By the way, all of these comparative methods are based on homologous evolutionary relationships between the genomes, so anyone who says that scientists never use evolution is WRONG. (and probably pissing off the evodevo people as well)

As always, any questions are welcomed, leave them in the comments and I'll get back to you.

Disclaimer: This post was written while half asleep. Any spelling/grammer mistakes are therefore completely the fault of the writers Brain On Sleep.


Luke said...

Sequence analysis... you're in my territory now, Lab Rat!

First up, a minor correction; introns are actually only bits of DNA that are transcribed but not translated - so they are read and turned into RNA, but then they are cut out by the spliceosome. The 95% junk DNA is almost entirely intergenic regions and heterochromatin.

Secondly, genome scans can produce far more information on function than you give them credit for. They can find start and stop codons easily, but the more advanced annotation software (like the Ensembl gene scans at the Sanger) can make a guess at the transcript, the UTR and the exon/intron boundaries too. Once they have done that, they can make a predicted protein sequence.

You can then a) fit the protein into a protein family, which gives you an idea of it's function and b) look for known binding sites and functional motifs in the protein. Generally, you can make a pretty good bet on what the protein function is from this information.

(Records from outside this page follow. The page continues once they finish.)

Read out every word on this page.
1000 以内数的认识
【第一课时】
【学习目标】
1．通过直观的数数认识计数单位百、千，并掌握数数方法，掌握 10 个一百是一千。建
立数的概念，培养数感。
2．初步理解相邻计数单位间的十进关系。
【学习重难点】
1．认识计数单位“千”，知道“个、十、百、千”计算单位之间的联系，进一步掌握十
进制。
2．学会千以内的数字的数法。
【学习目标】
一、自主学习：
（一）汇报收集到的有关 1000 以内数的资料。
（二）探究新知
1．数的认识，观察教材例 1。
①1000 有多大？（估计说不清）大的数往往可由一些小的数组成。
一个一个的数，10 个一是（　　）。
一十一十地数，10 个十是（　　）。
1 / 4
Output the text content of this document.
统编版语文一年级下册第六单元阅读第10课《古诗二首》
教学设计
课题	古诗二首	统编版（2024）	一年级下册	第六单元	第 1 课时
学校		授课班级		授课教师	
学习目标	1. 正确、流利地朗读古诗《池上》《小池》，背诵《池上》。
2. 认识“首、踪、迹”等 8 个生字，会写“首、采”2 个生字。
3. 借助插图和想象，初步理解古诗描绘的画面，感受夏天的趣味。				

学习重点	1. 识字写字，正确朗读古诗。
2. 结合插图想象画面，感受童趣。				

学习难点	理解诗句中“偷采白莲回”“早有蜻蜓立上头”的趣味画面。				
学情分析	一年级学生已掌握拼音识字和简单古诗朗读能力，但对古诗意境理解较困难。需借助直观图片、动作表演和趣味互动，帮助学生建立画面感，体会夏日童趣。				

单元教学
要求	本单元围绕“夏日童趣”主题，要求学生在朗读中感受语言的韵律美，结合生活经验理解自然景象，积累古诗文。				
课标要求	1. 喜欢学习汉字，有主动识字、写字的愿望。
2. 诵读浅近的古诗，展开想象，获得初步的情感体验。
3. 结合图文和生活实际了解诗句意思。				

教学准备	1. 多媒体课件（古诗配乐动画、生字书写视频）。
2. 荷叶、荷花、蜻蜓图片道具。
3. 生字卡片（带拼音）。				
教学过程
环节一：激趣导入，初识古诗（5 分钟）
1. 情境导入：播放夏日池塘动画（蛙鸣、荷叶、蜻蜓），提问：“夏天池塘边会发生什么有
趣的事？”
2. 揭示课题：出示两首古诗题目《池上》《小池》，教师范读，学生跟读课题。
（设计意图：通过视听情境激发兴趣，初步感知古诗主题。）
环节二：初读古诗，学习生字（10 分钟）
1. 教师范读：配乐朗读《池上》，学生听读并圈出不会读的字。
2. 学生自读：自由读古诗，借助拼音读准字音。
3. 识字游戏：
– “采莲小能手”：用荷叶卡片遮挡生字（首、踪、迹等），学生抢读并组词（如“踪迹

Of course, the analysis will often miss genes, and sometimes it won't be able to pick out much information, but it can still do an awful lot.

Lab Rat said...

Thanks for the information! I didn't know that about introns, I assumed they were untranscribed as well as untranslated. That's what over two years of top university education does for you *feels silly*

heh, my lack of trust in genome programs is probably caused by listening to too many bacteria people complaining about how no programs will properly find their PKA sequences. Although that's mainly caused by a difficulty to sequence them as well. :)

rhan said...

I'd say the problem for bacteriologists (and the rest of us, too) isn't so much the genome scan as the lack of known protein structures. While we have determined a good number of structures, they only cover a very small percentage of proteins. The dang things just don't crystallize well, and it's slow going (but essential) getting high resolution structures via most techniques. Until we have structures for most families, full genome sequences are good for drug design, but we still face that question: what the bleeping bleep does it DO?